Harsh as it may be to call someone I don't know boring, this is the kind of criticism a memoir shouldn't invite, I feel, if it is written properly. Flowery and evocative description can elevate a mundane story fictitious or not, and Wiberg's exploration of college life is sufficient but boilerplate, nowhere near colorful enough to hide the mundane nature of his adolescence as put to the page. And the Rock Band thing could have been a good hook, or at least a better one than it turns out to be. He does consistently play the game up to 2018, a rarity, but it's still just a hobby intermittently mentioned. A detailed description of all his play sessions wouldn't have been much more obtrusive and low-impact than it is already. Instead, we get a typical college scene set-up, Cade talks to one or more of his friends, and it's the most basic line-reading formatting imaginable.
So without style, Wiberg's memoir must rely on its content, which...my loquaciousness fails me here. I don't want to read about one straight guy failing at love on five-plus separate occasions because he's an alcoholic and a hopeless romantic, and I can't imagine who would except for other straight guys as boring as this one. One of these relationships is genuinely tragic and nauseating, where the others simply amount to Cade colossally misreading the room. And I like that Cade thinks we can tell the difference between any of these girlfriends, or all of his dudebro friends; I legitimately lost track of the characters in his life because few of them are anything but loud dudes who love drinking and Rock Band, or girls with slightly tan skin. We get very few details beside, and it's okay if he has a "type" or if his friends all fit one mold, but that doesn't make it interesting to read about. Outside of some genuinely relatable moments of a crisis of faith, Wiberg is a stock character. He has as much personality as the avatars in the games.

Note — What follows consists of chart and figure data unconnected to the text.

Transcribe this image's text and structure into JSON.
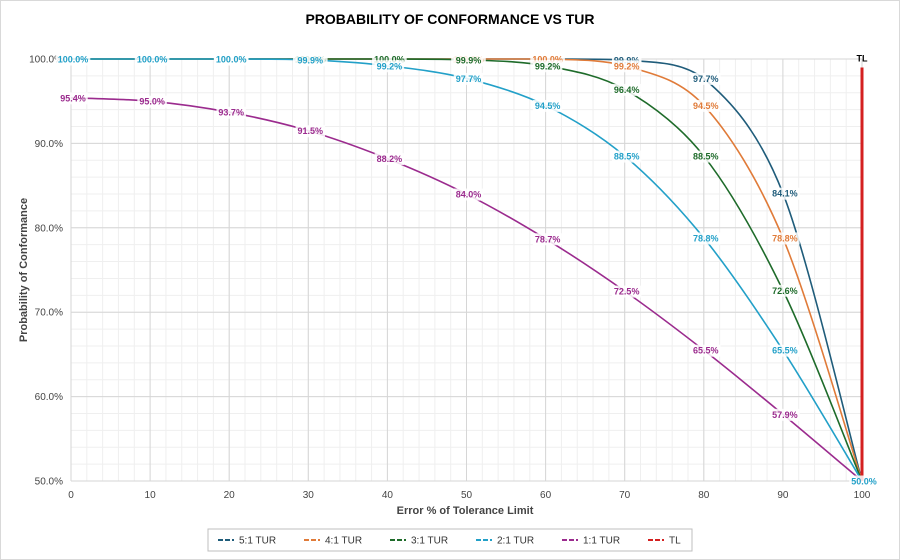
{
  "chart_data": {
    "type": "line",
    "title": "PROBABILITY OF CONFORMANCE VS TUR",
    "xlabel": "Error % of Tolerance Limit",
    "ylabel": "Probability of Conformance",
    "x": [
      0,
      10,
      20,
      30,
      40,
      50,
      60,
      70,
      80,
      90,
      100
    ],
    "xlim": [
      0,
      100
    ],
    "ylim": [
      50,
      100
    ],
    "x_ticks": [
      "0",
      "10",
      "20",
      "30",
      "40",
      "50",
      "60",
      "70",
      "80",
      "90",
      "100"
    ],
    "y_ticks": [
      "50.0%",
      "60.0%",
      "70.0%",
      "80.0%",
      "90.0%",
      "100.0%"
    ],
    "grid": true,
    "legend_position": "bottom",
    "series": [
      {
        "name": "5:1 TUR",
        "color": "#1f5c7a",
        "values": [
          100.0,
          100.0,
          100.0,
          100.0,
          100.0,
          100.0,
          100.0,
          99.9,
          97.7,
          84.1,
          50.0
        ],
        "labels": [
          "",
          "",
          "",
          "",
          "",
          "",
          "",
          "99.9%",
          "97.7%",
          "84.1%",
          ""
        ]
      },
      {
        "name": "4:1 TUR",
        "color": "#e07b39",
        "values": [
          100.0,
          100.0,
          100.0,
          100.0,
          100.0,
          100.0,
          100.0,
          99.2,
          94.5,
          78.8,
          50.0
        ],
        "labels": [
          "",
          "",
          "",
          "",
          "",
          "100.0%",
          "100.0%",
          "99.2%",
          "94.5%",
          "78.8%",
          ""
        ]
      },
      {
        "name": "3:1 TUR",
        "color": "#1e6b2a",
        "values": [
          100.0,
          100.0,
          100.0,
          100.0,
          100.0,
          99.9,
          99.2,
          96.4,
          88.5,
          72.6,
          50.0
        ],
        "labels": [
          "",
          "",
          "100.0%",
          "100.0%",
          "100.0%",
          "99.9%",
          "99.2%",
          "96.4%",
          "88.5%",
          "72.6%",
          ""
        ]
      },
      {
        "name": "2:1 TUR",
        "color": "#22a0c8",
        "values": [
          100.0,
          100.0,
          100.0,
          99.9,
          99.2,
          97.7,
          94.5,
          88.5,
          78.8,
          65.5,
          50.0
        ],
        "labels": [
          "100.0%",
          "100.0%",
          "100.0%",
          "99.9%",
          "99.2%",
          "97.7%",
          "94.5%",
          "88.5%",
          "78.8%",
          "65.5%",
          "50.0%"
        ]
      },
      {
        "name": "1:1 TUR",
        "color": "#9b2b8e",
        "values": [
          95.4,
          95.0,
          93.7,
          91.5,
          88.2,
          84.0,
          78.7,
          72.5,
          65.5,
          57.9,
          50.0
        ],
        "labels": [
          "95.4%",
          "95.0%",
          "93.7%",
          "91.5%",
          "88.2%",
          "84.0%",
          "78.7%",
          "72.5%",
          "65.5%",
          "57.9%",
          ""
        ]
      },
      {
        "name": "TL",
        "color": "#d42020",
        "x": [
          100,
          100
        ],
        "values": [
          50.0,
          99.0
        ],
        "labels": [
          "",
          "TL"
        ]
      }
    ]
  }
}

The pacing is also a killer when you realise you're only halfway through and Cade's on his fourth short-term fling. Progression is not a card in Cade's deck, and his failure to underline this speaks to his poor character at this time and/or his substandard prowess as a storyteller now. If anything, it kind of echoes the progression of the real life RB series; by 2013, the momentum is gone, and even with a promising shot in the arm in 2015, the book just shambles along, barely alive, like a DLC schedule stuck at two songs a week, and not always new ones.

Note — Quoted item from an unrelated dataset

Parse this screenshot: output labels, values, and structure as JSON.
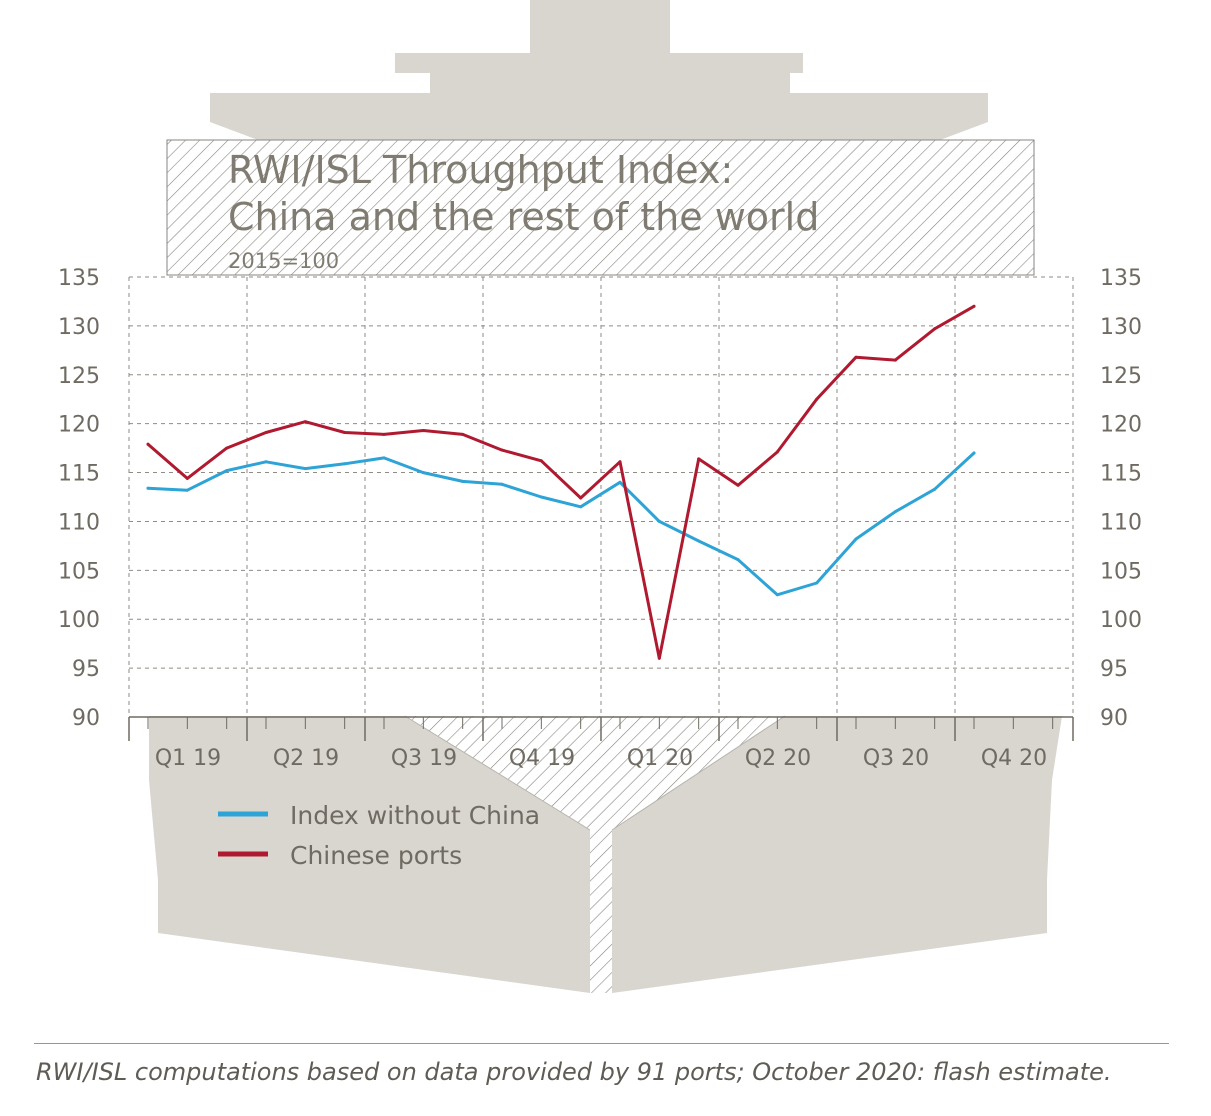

Yes, reading this book, I also felt a bit wistful about the good old days of not just being able to play RB with real-life friends, but also the college years where your experiences are the loudest and most vibrant and it feels like the world is at your fingers. But giving a nascent transfem bittersweet nostalgia about her 20s is not hard. You know what would have also been not hard? Leaving out the one instance of dudebro transphobia like it's no big deal. There is a disclaimer at the front that he wanted the biography to be warts and all even if his values have improved, but why leave such a mundane but toxic detail in? I was expecting a turn later in the book like "one of my lifelong friends came out to me as trans" or something to use as a parallel. That's a literary device an accomplished author might use. Otherwise, leave it out. You're a college dude in 2012 who drinks too much, the casual insensitivity is kind of implied.